Because Maggie’s is still in an early stage of planning it will not be appropriate to keep the herbaceous plants for the garden. So, Crocus in collaboration with the National Garden Scheme will organise and publicise a sale of the plants which will take place at Chilworth Manor in Surrey on 1 June, following RHS Chelsea. We see this as a further opportunity to raise awareness of the National Garden Scheme and raise significant funds for the charity.

The proposed shed

This is a carbon sink building constructed of Cross Laminated Timber (CLT) timber and insulated with Hempcrete. Clad with cleft oak and roofed with timber shingles, the building will be an exemplar of sustainable construction. The interior will be entirely made from locally sourced timber. The shed would be a place where a small team of gardeners and volunteers can get out of the weather, serve some tea to volunteers and even have a slice of the quintessential National Garden Scheme cake.

The terrace and paths

We envisage the principal path surfaces being made of reclaimed York stone. We propose to make garden furniture, potting benches and a water butt out of locally sourced green oak. These will have a slightly rough and robust character but we think this is appropriate for its use.

The planting

The garden will be enclosed on the back side and the boundary side by dense hedging, based on native species and foraging plants so amongst the hawthorn and holly would be raspberries, blackcurrants blackberries, crab apples and cornelian cherries. The perimeter planting will include native species such as foxglove, woodruff, Bugle, Wood Mellick, various native sedges and cow parsley. The central plant collection will be laid out through an open grove of large hazel bushes. These would be about 4-5m high and similarly wide. This will give the garden a unified scale and a gentle, green calm. The planting of the herbaceous layer will simulate the planting of a hazel coppice but using a wide range of ornamental plants and concentrating on plants generally tolerant of the drier conditions prevalent in Cambridge. It is a garden looked after by volunteers, so isolated watering of plants is possible and this makes it appropriate to include some woodland genera which might otherwise not cope with a dry East Anglian summer.

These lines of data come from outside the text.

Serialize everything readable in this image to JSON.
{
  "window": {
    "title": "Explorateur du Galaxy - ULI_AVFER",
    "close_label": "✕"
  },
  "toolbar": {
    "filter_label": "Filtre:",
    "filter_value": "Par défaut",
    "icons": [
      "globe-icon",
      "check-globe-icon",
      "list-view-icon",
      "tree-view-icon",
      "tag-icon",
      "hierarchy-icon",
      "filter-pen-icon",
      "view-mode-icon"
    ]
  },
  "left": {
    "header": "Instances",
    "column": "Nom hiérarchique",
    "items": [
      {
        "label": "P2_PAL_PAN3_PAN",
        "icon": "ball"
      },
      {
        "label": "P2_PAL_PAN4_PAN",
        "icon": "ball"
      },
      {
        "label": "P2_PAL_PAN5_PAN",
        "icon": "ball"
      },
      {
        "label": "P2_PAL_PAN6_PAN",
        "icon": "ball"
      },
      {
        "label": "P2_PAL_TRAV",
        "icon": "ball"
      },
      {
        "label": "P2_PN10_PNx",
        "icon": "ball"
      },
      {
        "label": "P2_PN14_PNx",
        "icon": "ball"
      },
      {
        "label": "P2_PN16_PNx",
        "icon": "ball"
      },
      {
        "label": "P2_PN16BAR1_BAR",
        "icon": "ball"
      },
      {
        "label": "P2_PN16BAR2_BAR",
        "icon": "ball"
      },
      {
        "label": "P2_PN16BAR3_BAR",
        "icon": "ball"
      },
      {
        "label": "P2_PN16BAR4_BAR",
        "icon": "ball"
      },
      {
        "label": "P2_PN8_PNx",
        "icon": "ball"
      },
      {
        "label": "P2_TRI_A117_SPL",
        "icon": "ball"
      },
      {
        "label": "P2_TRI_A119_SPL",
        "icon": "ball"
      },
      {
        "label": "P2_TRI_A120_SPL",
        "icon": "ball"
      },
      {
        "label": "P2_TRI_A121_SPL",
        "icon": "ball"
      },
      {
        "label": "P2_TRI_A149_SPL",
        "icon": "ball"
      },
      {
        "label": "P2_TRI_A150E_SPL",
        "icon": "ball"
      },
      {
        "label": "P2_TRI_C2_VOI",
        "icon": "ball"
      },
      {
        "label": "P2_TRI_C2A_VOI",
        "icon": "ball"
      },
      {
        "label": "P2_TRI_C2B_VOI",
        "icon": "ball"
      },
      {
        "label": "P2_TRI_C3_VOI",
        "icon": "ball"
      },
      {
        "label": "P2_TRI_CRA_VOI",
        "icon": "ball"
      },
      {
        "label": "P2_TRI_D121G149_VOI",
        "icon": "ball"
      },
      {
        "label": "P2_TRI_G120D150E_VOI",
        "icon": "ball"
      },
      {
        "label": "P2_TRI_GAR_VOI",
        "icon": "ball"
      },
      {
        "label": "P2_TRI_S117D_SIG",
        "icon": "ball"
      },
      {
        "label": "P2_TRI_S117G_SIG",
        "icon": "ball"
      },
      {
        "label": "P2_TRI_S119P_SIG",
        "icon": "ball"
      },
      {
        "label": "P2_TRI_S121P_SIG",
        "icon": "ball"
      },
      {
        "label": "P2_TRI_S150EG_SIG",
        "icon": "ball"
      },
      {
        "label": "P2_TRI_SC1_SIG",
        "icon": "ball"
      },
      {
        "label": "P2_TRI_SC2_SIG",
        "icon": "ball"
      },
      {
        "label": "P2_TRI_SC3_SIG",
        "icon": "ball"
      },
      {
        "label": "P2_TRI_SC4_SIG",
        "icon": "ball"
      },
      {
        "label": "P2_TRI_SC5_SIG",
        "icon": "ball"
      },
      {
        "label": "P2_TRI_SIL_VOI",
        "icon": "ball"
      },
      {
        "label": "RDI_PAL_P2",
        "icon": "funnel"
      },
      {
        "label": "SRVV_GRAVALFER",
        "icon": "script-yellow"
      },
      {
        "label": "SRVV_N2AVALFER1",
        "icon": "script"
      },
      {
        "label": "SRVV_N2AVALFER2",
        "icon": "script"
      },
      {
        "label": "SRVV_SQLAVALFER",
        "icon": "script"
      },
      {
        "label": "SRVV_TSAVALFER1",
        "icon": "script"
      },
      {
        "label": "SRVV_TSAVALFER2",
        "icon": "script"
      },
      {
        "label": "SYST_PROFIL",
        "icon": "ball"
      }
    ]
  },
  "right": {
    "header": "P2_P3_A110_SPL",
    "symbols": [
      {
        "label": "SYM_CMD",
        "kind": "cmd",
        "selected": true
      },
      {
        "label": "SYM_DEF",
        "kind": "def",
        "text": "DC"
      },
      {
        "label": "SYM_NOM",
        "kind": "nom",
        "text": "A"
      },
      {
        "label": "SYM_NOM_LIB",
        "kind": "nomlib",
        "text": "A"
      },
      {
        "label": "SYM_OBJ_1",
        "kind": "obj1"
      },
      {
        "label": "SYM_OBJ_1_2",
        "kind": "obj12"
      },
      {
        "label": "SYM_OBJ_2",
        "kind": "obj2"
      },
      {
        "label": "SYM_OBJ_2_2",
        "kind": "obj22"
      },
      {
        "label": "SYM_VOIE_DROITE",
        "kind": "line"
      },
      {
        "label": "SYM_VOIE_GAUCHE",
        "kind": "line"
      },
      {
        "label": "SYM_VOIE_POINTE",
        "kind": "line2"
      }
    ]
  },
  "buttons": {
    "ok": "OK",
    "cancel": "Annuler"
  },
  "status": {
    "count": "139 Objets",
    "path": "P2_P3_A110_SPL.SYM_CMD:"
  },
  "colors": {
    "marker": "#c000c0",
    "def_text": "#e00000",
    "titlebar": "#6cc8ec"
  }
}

In the shade of the hazels this would include woodland genera such as Kirengeshoma, Smilacina, Carex, some Paeonia species, different Actaea varieties (mainly for foliage – but including spring flowering species), Astrantias, Rodgersia pinnata alba, Gillenias, Thalictrums, Euphorbias, Geraniums and Epimediums. In the sunny parts of the garden the planting would include a range of Iris sibiricas, Amsonias, Anthericum, single peonies, Thalictrums and grasses. There will be some biennial species such as Hesperis, Digitalis and Orlya that will be allowed to seed though the other planting.

The atmosphere will be that of a gentle woodland glade. A therapeutic place to spend time in.